The AI Copyright Wars
From artists to Hollywood studios, every creative industry has sued. None have won decisively.
The question of whether AI models trained on copyrighted works constitute infringement was theoretical until it wasn't. Generative AI crossed the line from research curiosity to commercial product in 2022, and the lawsuits followed almost immediately.
The core tension is structural. Large language models and image diffusion models require vast training datasets. Those datasets inevitably contain copyrighted material: books, images, music, journalism. The companies building these models argue that training constitutes fair use, a transformative process that produces new works rather than copying existing ones. Rights holders counter that the outputs directly compete with their original works, generated from a foundation of unpaid labor.
What makes the AI copyright question different from previous technology disputes like Napster, YouTube, and Google Books is scale. A single model can absorb millions of works, and its outputs can substitute for any of them. The economic displacement is not theoretical.
The lawsuit (Andersen v. Stability AI) was filed in the Northern District of California, alleging copyright infringement through use of artists' work in training data for image generation models. It established the legal framework that subsequent cases would follow: training on copyrighted works without permission constitutes infringement, not fair use.
Getty's case was significant because it involved a single rights holder with a clear catalog of registered works — making damages easier to quantify than the class-action approach. The parallel UK filing tested whether AI training constituted infringement under a different legal framework.
The Times' lawsuit became the most closely watched case because it pitted the world's most prominent newspaper against the world's most prominent AI company. The complaint included examples of ChatGPT reproducing near-verbatim excerpts of Times reporting, raising questions about memorization versus generation.
The RIAA lawsuits represented the music industry's coordinated response to AI-generated music. Filed on the same day against the two dominant platforms, the cases alleged that Suno and Udio trained on copyrighted recordings without permission, producing outputs that could substitute for licensed music.
The Perplexity lawsuits extended the copyright battle from generative AI to AI-powered search. The complaint alleged not just training on copyrighted content but active reproduction of paywalled articles in search results, with evidence that Perplexity ignored robots.txt restrictions.
The settlement marked a turning point from pure litigation to negotiated coexistence. Rather than seeking to shut down AI music generation, UMG opted to shape it — licensing its catalog for AI training in exchange for revenue sharing and creative controls. The deal became a template for how other rights holders might approach the same question.

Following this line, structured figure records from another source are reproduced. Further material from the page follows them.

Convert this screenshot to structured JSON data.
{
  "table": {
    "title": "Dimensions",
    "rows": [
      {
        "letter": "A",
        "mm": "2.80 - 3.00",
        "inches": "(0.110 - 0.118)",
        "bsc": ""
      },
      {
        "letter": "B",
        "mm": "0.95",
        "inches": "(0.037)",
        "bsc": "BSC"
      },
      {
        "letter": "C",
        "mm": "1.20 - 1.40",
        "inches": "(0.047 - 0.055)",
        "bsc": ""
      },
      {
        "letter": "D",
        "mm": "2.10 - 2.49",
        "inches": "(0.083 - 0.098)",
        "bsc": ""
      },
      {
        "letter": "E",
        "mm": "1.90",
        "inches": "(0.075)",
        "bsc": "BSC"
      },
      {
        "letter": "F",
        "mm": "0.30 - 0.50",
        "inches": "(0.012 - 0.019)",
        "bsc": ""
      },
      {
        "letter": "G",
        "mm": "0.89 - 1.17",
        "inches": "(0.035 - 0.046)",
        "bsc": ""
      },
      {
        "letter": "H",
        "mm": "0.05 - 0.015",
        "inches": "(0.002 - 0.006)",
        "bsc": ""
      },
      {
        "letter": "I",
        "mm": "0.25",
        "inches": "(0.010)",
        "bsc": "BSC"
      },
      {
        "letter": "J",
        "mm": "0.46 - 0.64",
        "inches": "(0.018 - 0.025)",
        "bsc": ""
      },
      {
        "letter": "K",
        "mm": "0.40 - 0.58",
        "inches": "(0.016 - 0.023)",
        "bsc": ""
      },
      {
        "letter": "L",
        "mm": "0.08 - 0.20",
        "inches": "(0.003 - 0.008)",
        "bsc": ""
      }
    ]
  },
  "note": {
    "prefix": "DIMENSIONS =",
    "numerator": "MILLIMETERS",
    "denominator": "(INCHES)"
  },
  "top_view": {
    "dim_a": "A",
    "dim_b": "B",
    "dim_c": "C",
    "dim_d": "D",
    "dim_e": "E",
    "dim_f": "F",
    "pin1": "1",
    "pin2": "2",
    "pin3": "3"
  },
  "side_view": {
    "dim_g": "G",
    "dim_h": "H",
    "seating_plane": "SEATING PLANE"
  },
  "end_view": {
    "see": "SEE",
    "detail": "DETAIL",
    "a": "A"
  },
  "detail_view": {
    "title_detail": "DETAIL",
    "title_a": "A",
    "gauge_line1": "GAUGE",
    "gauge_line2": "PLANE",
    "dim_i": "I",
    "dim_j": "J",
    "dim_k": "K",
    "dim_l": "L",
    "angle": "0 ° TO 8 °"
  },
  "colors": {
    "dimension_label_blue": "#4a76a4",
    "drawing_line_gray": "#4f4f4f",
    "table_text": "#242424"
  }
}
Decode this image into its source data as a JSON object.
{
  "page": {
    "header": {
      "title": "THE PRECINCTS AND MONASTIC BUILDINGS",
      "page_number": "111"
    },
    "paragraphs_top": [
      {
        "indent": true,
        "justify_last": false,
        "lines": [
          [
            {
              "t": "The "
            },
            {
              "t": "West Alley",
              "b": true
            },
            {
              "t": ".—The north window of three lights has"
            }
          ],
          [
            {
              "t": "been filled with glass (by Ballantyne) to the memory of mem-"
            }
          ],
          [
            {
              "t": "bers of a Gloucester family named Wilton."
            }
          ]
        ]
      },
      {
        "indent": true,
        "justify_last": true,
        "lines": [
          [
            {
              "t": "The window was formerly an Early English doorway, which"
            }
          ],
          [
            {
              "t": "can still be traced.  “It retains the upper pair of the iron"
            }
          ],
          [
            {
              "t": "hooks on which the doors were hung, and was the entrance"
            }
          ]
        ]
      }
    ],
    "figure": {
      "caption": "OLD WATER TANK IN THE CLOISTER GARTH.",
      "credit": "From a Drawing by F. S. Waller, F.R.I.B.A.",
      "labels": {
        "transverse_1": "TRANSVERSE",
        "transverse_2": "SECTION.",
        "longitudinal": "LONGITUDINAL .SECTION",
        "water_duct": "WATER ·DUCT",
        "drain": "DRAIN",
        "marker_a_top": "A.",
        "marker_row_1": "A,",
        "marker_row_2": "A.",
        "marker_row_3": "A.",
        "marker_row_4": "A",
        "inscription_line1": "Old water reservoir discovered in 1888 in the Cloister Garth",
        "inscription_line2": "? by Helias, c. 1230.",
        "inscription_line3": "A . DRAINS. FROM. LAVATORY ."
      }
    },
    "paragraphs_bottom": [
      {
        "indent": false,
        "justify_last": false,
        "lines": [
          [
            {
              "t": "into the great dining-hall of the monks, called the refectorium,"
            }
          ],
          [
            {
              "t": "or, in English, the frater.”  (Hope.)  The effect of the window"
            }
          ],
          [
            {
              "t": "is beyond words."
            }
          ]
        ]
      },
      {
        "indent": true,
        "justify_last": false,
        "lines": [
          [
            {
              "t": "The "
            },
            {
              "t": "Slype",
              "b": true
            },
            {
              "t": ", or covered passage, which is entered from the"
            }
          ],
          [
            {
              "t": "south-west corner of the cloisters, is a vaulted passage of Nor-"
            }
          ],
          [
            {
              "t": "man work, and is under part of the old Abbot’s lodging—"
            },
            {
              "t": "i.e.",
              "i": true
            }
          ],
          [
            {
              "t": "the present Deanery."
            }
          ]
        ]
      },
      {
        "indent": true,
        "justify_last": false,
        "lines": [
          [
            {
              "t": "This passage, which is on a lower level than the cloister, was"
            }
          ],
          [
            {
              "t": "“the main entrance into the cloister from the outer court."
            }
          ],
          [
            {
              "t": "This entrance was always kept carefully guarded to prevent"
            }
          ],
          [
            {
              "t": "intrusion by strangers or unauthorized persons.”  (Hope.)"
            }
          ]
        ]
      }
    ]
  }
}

Seedance 2.0 generated videos featuring Marvel, Star Wars, SpongeBob, and South Park characters, among others. Disney accused ByteDance of a 'virtual smash-and-grab' of its IP. The MPA called it 'unauthorized use of copyrighted works on a massive scale.' The backlash was the first time Hollywood studios, talent unions, and trade associations acted in unison against a single AI tool.
Japan's Minister for AI Strategy Norimi Onoda announced the investigation at a press conference, stating: 'If existing copyrighted works are being utilized without the permission of the rights holders, this is not something that can be overlooked.' The probe tested Japan's AI Act enforcement mechanisms for the first time.
Aftermath
The legal campaign has escalated across every creative medium.
Visual art was the first battleground. In January 2023, artists Sarah Andersen, Kelly McKernan, and Karla Ortiz filed a class-action lawsuit against Stability AI, Midjourney, and DeviantArt. Three weeks later, Getty Images sued Stability AI in both US and UK courts, alleging infringement of over 12 million photographs.
Journalism followed at the end of 2023. The New York Times filed what became the highest-profile case: a federal lawsuit against OpenAI and Microsoft alleging millions of articles were used without permission to train ChatGPT and Bing Chat. In October 2024, Dow Jones and the New York Post sued Perplexity for reproducing paywalled content with minimal attribution. By December 2025, the Times had also sued Perplexity.
Music entered the arena in June 2024, when the RIAA filed simultaneous lawsuits against Suno and Udio, the two leading AI music generators, alleging mass copyright infringement in training data. In October 2025, Universal Music Group settled with Udio, agreeing to jointly develop a licensed AI music creation service. It was the first major settlement in the AI copyright wars.
Film and video became the latest front in February 2026, when ByteDance's Seedance 2.0 video generator went viral, producing clips featuring Disney characters, Marvel heroes, and anime icons like Ultraman and Detective Conan without authorization. Disney issued a cease-and-desist letter accusing ByteDance of a "virtual smash-and-grab." SAG-AFTRA and the MPA condemned the tool. Japan's Cabinet Office opened a formal copyright investigation. ByteDance pledged to strengthen safeguards.
Industry Impact
As of February 2026, no US court has issued a definitive ruling on whether AI training constitutes fair use. The cases are proceeding through discovery and motions. But the legal uncertainty has already reshaped the industry.